The same day I read about surgeries being cancelled, I receive an article from Women’s eNews on the topic of Caesarean birth.
I am not a great proponent of sections, far too many are done unnecessarily and I think it is just another way women are taught to distrust their bodies and their abilities.
It is also interesting that there is space to do so many of these unnecessary surgeries yet cancer surgeries are being cancelled.
At 30 percent of all deliveries, the current national Caesarean-section rate in the United States is twice the 15 percent maximum rate recommended by the World Health Organization and three times the preferred rate cited by many researchers.
This article shows the despite the claims that C-sections are better for baby and cause no harm to moms, in fact the opposite is true.
C-section rates are increasing worldwide, with one in four newborns in Canada now being delivered via an incision in its mother’s belly, compared with 17% in the early 1990s.
But a new World Health Organization-led study involving more than 97,000 deliveries in Latin America found that hospitals with the highest rates of Caesareans had higher rates of maternal death and illness — including conditions requiring blood transfusions — and had higher numbers of babies who died or were admitted to intensive care for seven days or more after birth.

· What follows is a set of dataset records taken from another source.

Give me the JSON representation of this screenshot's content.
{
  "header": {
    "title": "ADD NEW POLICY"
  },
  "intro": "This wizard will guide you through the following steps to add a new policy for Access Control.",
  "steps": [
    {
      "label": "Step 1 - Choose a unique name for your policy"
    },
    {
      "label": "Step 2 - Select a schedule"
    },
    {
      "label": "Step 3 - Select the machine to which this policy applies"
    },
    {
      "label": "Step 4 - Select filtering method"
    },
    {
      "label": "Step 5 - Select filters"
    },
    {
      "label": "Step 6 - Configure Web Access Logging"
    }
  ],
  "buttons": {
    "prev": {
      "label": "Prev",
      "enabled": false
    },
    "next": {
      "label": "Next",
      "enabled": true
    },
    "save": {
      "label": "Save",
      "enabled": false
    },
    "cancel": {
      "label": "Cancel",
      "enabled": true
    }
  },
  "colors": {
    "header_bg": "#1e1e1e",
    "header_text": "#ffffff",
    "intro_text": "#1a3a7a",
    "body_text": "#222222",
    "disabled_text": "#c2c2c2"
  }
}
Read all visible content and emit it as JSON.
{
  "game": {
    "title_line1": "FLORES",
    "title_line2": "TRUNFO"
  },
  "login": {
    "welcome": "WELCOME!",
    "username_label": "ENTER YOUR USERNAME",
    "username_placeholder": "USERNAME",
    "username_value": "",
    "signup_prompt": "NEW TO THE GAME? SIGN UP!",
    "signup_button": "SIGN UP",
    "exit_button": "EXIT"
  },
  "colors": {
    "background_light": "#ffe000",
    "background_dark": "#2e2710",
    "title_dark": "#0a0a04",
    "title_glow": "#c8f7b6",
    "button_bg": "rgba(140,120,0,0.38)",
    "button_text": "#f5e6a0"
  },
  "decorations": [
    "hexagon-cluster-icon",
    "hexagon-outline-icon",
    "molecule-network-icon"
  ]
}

The results, published online by the journal The Lancet, “show how a medical intervention or treatment that is effective when applied to sick individuals in emergency situations can do more harm than good when applied to healthy populations.”
While the study involved Latin American hospitals, the researchers believe the findings would hold true “beyond the participating institutions.”
Major pieces of research released in 2006 showed that women who undergo cesareans versus women experiencing a vaginal birth have a higher risk of dying in childbirth, have a higher chance of suffering from potentially fatal placental problems in subsequent pregnancies, and their babies have a higher chance of being injured during surgery
Further from the eNews story;
“Some of my colleagues think it should be higher,” Flamm says. “I have heard some doctors say that all women should have babies by C-section, that vaginal births are archaic. Some docs have a C-section rate of 50 percent because they believe in their hearts it’s the best thing for their patients.”
Classic patriarchal statement about the frailty and defectiveness of the female body
Great article about that here
The patriarchy firmly believes that it’s much easier to convince women we are weak than it would be to convince men that they are. We must not let them. Women are strong, vital, vibrant and complex, and our bodies are made to withstand tremendous changes. The fact of our strength is a huge threat to men: beware their attempts to undermine it. Menstruation, pregnancy, breastfeeding, and menopause are not states of illness. They are further proof of our bodies’ tremendous creative potential.
I wonder what other natural processes this doctor finds archaic. Strange that it is archaic for the vagina to be used for birth but not procreation. Perhaps the good doctor has had surgery to fit himself with a colostomy bag the act of relieving ones self having become so 2005.
Surgical birth adds unnecessary cost to the health care budget as c-section patients have greater care needs, stay in hospital longer are more likely to return with subsequent problems, have babies who are more likely to require care, and are likely to be advised to have surgery for subsequent births.
Care by properly trained midwives, providing good positive prenatal care, and a patient centred birth has shown to greatly decrease the need for medical intrusions, speed up the labour process, and result in fewer injuries to babies.
Pregnancy and birth do carry risks both during and after, however, most births do not require medical interventions. It is time to stop treating doctors as superheros and birth as a made for TV drama.
Midwives say current popular culture does little to subdue the sense of danger and complication surrounding childbirth.
Cibelli, for instance, says “The Baby Story,” a program on the Learning Channel that shows labor and birth experiences, recorded several of her patients delivering their babies in the hospital, but none of them was shown.
“The filmmakers told us that mine were just too normal. What really sells is drama. They love the rushing down the hallway to save the baby’s life to do a C-section. Mine were quiet, with dimmed lights. The people filming thought they were wonderful, but they knew they were not going to sell because they were not sensational.”